Background: Prior to Jul 2023, at our academic hospital medicine program, the 6-month clinical schedule was created in commercial scheduling software and released 2-4 weeks before the start of that schedule. The actual schedule creation took 3+ months. This led to physician discontent due to the inability to plan professional and personal obligations. Our schedule is complex with 72 physicians and 31 different service lines that we staff daily – at total of >2000 potential combinations per day. Adding to the complexity, our physicians are paid per shift rather than salaried. As a result, shifts have variable FTE weights. Our physicians also have various administrative, education or leadership roles, and thus, differing clinical FTE (cFTE). The commercial scheduling software does not allow for simultaneous viewing of the shifts filled, physicians available and their total scheduled cFTE, making schedule creation arduous when using that software.
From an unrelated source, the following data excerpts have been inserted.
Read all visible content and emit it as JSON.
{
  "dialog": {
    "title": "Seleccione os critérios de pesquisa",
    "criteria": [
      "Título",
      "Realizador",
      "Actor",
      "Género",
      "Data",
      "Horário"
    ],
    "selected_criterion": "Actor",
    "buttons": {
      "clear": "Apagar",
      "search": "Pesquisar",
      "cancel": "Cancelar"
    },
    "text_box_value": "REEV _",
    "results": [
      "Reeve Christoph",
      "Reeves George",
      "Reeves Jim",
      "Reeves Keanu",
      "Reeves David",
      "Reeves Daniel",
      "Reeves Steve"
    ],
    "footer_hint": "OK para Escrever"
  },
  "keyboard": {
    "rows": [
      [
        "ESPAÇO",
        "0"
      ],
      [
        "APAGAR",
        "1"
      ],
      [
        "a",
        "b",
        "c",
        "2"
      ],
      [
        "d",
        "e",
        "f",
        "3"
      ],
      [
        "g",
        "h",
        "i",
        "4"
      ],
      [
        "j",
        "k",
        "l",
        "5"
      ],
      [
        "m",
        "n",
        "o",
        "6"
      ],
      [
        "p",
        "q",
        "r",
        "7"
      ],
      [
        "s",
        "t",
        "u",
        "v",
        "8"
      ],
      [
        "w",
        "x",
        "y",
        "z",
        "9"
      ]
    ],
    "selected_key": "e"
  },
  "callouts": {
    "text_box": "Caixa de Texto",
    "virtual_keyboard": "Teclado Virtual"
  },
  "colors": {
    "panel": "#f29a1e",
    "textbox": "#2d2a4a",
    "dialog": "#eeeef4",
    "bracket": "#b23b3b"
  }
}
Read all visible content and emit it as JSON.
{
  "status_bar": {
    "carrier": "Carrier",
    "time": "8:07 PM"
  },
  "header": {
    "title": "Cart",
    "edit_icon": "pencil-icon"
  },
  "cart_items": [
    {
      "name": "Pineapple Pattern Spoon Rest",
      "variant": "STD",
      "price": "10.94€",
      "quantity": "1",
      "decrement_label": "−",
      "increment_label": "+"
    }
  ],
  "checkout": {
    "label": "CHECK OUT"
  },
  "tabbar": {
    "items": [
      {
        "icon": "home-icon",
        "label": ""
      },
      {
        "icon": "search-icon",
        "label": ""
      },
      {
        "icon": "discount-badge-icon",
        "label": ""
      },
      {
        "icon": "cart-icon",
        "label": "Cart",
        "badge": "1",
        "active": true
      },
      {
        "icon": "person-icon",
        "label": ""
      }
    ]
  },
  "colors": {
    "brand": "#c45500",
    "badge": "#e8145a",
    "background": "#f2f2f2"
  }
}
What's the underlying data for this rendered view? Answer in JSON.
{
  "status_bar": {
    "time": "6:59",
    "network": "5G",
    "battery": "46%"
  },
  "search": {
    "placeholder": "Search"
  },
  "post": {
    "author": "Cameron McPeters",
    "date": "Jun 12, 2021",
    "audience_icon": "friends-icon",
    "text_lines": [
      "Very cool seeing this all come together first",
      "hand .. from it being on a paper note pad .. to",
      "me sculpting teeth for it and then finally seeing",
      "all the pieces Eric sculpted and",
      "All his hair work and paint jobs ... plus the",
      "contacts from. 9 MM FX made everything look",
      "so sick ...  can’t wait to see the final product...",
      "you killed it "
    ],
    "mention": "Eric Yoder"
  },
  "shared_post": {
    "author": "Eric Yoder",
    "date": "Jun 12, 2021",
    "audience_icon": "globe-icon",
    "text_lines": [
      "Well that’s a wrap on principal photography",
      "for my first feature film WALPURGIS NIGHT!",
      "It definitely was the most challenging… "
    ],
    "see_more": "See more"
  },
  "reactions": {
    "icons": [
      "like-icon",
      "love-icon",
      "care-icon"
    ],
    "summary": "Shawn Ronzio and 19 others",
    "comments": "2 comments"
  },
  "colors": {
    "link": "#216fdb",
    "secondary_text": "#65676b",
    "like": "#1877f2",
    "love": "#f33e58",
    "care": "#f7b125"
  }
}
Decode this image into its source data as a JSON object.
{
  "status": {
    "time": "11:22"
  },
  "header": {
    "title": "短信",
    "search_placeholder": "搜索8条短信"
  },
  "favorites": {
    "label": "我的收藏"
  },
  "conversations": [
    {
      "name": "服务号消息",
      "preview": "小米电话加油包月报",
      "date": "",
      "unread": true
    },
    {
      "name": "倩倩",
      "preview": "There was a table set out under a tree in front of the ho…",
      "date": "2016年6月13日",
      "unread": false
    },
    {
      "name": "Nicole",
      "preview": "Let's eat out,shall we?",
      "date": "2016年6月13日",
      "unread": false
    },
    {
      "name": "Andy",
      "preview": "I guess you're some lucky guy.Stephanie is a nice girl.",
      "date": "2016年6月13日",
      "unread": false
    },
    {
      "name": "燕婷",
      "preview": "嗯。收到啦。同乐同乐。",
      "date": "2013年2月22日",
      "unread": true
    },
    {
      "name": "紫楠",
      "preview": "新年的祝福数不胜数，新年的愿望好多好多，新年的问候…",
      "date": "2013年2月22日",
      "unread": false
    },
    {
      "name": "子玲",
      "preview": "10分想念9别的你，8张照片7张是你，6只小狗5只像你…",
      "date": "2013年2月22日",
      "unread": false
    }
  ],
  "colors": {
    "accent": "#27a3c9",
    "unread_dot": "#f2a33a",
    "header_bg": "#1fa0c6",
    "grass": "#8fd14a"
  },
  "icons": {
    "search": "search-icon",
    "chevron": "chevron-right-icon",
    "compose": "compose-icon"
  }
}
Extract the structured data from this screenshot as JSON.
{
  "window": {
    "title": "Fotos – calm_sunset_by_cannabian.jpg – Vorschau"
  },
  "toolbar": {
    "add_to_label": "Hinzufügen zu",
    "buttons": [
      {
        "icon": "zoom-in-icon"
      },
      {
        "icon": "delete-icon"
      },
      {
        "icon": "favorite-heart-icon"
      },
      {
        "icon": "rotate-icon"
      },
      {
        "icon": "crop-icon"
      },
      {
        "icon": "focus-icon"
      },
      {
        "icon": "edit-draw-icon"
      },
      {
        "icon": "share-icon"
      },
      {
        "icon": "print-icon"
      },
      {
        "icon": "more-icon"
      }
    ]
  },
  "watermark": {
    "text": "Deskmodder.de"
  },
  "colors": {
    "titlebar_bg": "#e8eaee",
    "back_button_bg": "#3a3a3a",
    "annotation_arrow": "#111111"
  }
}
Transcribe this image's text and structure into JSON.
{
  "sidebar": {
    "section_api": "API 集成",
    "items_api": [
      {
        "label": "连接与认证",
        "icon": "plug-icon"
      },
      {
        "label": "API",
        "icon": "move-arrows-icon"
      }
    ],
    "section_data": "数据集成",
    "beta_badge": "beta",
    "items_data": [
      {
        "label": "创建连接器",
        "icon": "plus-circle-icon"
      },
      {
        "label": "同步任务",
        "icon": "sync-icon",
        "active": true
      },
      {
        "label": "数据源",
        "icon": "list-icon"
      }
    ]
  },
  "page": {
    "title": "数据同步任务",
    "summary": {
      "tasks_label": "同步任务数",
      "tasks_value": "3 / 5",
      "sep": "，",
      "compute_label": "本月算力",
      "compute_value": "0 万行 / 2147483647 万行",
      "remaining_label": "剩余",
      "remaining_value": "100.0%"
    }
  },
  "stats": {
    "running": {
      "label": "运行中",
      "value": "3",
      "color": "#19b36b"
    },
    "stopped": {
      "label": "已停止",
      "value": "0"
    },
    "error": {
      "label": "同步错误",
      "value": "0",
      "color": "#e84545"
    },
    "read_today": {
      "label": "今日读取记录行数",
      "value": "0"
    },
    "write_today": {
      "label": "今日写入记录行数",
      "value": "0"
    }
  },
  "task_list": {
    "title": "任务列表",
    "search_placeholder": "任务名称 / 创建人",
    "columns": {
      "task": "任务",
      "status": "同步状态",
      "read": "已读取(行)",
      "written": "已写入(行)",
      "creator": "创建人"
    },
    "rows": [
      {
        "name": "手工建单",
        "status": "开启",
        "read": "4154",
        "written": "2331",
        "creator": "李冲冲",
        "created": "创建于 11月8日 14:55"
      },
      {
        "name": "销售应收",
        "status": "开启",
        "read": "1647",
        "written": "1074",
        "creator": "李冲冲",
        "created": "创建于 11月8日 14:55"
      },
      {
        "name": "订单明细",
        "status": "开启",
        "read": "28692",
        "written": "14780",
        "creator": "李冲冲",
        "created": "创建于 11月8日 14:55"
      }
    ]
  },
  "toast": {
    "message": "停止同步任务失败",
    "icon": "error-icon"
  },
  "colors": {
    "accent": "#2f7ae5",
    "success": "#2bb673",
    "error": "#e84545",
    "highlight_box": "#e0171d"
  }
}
Purpose: We created a new scheduling tool that vastly improved the scheduling process which allowed for much earlier publication of the schedule.

Description: We identified that the commercial scheduling software was unsatisfactory and did not allow for viewing of all variables simultaneously. Two of the authors built a new Excel-based scheduling tool. The tool allows for simultaneous viewing on the Y axis of the doctors, their individual target cFTE, and their calculated cFTE which live tallies as shifts are added. Along the x-axis is the calendar and above the calendar are columns of the clinical shifts that must be filled per day. To build the schedule, we click a cell in the row associated with someone’s schedule for the particular day and select from a drop-down box to pick the shift; once that shift is used, the color on the shift list changes from orange to green, indicating the shift has been filled. The background tabs that operate the sheet include a cFTE calculator where individual’s total FTE is calculated based on the assigned shift weights, and there is also a tab that tracks accidental duplicate scheduling. The ability to immediately know current scheduled cFTE enabled us to quickly rectify over- or under-scheduling by redistributing shifts. We were also able to quickly identify areas of inequity if people were scheduled for above average night shifts, or above average weekend shifts. When we were informed of last minute changes (FMLA requests, cFTE changes, additional physicians starting mid-year), it was quite easy to edit multiple individual schedules quickly using our tool. Two of the authors completed the Jul-Dec 2023 schedule in about 3 weeks, publishing it in early April; and completed the Jan-Jun 2024 schedule in about 2 weeks, publishing it in early October.

Conclusions: We designed and implemented a new, Excel-based scheduling tool for our academic hospital medicine schedule of 72 physicians. This improved the scheduling process and speed at which the schedule was generated. In this process, we were able to honor all scheduling requests and generate a complex clinical schedule about 3 months before the schedule starts. The feedback from our division has been overwhelmingly positive since this change has occurred. Our future goals include copyrighting the sheet, dissemination to both local divisions and departments at our institution, as well as national dissemination to other hospitalist groups.